The only thing that was really left to resolve at that point, was that every time I got some nausea for no apparent reason (and my physical problems produce this fairly often, a couple of times a week) I felt scared that the whole EMDR thing isn't working anymore and my lovely cure is gonna fall down around my ears. After working on this for one session I can now say I'm basically recovered. Wow.
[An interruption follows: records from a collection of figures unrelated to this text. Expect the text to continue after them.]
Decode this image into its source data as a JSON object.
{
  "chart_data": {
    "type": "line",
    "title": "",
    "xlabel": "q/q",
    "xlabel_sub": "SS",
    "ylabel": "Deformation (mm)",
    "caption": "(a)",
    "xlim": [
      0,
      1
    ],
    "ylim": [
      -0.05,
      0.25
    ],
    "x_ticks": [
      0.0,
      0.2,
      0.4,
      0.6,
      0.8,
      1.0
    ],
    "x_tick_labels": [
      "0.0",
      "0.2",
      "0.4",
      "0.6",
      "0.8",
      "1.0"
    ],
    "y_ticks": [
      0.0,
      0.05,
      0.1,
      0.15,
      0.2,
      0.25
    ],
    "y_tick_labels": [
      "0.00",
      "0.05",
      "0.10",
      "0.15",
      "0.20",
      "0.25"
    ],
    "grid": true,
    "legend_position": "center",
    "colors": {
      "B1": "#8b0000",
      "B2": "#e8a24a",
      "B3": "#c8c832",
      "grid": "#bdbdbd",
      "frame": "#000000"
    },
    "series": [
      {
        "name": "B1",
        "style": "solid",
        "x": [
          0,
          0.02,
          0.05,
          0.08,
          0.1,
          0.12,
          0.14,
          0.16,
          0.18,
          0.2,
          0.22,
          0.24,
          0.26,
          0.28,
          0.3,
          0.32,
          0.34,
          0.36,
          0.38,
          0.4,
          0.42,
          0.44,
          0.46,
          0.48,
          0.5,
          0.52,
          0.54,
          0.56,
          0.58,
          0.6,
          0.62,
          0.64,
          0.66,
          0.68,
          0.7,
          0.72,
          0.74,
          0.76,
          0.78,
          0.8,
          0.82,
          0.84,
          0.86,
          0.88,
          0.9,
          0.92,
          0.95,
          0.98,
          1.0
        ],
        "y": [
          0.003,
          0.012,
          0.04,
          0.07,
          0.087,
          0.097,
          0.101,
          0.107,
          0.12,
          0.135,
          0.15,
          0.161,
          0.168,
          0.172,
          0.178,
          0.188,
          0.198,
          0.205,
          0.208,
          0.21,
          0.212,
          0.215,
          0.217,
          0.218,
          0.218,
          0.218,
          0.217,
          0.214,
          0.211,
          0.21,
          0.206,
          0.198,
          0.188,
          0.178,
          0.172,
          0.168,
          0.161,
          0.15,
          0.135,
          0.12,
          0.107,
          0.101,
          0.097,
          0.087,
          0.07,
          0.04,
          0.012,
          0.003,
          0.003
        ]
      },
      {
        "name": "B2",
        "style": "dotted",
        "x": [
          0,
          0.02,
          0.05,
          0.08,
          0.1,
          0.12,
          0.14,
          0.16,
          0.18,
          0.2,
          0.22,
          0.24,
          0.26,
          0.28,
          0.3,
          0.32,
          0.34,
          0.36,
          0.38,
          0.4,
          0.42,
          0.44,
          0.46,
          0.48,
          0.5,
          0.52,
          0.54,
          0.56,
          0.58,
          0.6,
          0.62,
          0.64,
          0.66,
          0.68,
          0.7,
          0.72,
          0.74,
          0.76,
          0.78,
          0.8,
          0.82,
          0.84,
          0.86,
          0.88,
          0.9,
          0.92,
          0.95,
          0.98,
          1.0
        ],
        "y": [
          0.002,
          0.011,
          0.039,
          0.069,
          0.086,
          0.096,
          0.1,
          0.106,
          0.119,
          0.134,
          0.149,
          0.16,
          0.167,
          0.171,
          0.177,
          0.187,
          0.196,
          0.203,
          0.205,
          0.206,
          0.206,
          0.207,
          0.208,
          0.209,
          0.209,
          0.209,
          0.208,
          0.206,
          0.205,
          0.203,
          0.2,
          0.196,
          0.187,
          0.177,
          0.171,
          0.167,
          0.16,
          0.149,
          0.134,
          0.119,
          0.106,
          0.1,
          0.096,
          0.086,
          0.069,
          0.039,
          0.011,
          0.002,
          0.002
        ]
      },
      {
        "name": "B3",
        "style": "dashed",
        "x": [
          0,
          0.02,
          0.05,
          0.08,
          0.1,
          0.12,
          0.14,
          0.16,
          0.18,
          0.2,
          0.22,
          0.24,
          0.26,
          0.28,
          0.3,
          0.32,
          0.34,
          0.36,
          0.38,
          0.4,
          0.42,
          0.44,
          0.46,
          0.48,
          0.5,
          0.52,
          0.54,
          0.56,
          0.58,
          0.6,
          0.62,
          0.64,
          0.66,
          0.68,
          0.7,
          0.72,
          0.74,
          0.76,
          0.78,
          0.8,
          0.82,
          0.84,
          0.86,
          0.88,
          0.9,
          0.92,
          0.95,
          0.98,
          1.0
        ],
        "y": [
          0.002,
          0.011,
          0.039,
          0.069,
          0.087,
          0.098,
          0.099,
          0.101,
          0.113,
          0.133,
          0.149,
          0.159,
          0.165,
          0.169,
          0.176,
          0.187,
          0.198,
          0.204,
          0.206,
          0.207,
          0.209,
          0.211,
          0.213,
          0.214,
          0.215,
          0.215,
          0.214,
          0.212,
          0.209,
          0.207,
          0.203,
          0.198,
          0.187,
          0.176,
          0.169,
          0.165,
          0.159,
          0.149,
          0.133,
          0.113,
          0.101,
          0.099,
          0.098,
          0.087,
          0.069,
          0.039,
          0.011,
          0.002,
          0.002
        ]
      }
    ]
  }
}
What can I do now? Well, just the other day I was in the emergency room (aka casualty) at the local hospital, and the guy in the next bed was throwing up noisily and continually. Sure, I felt uncomfortable and wished I could get away but I didn't freak out and I didn't run away. It turned out he had a bowel obstruction so it wasn't contagious, which helped me some after I knew, but even before that I had no panic attacks, just a level of anxiety I think maybe a bit more than a regular person would have had. I'm so proud of myself!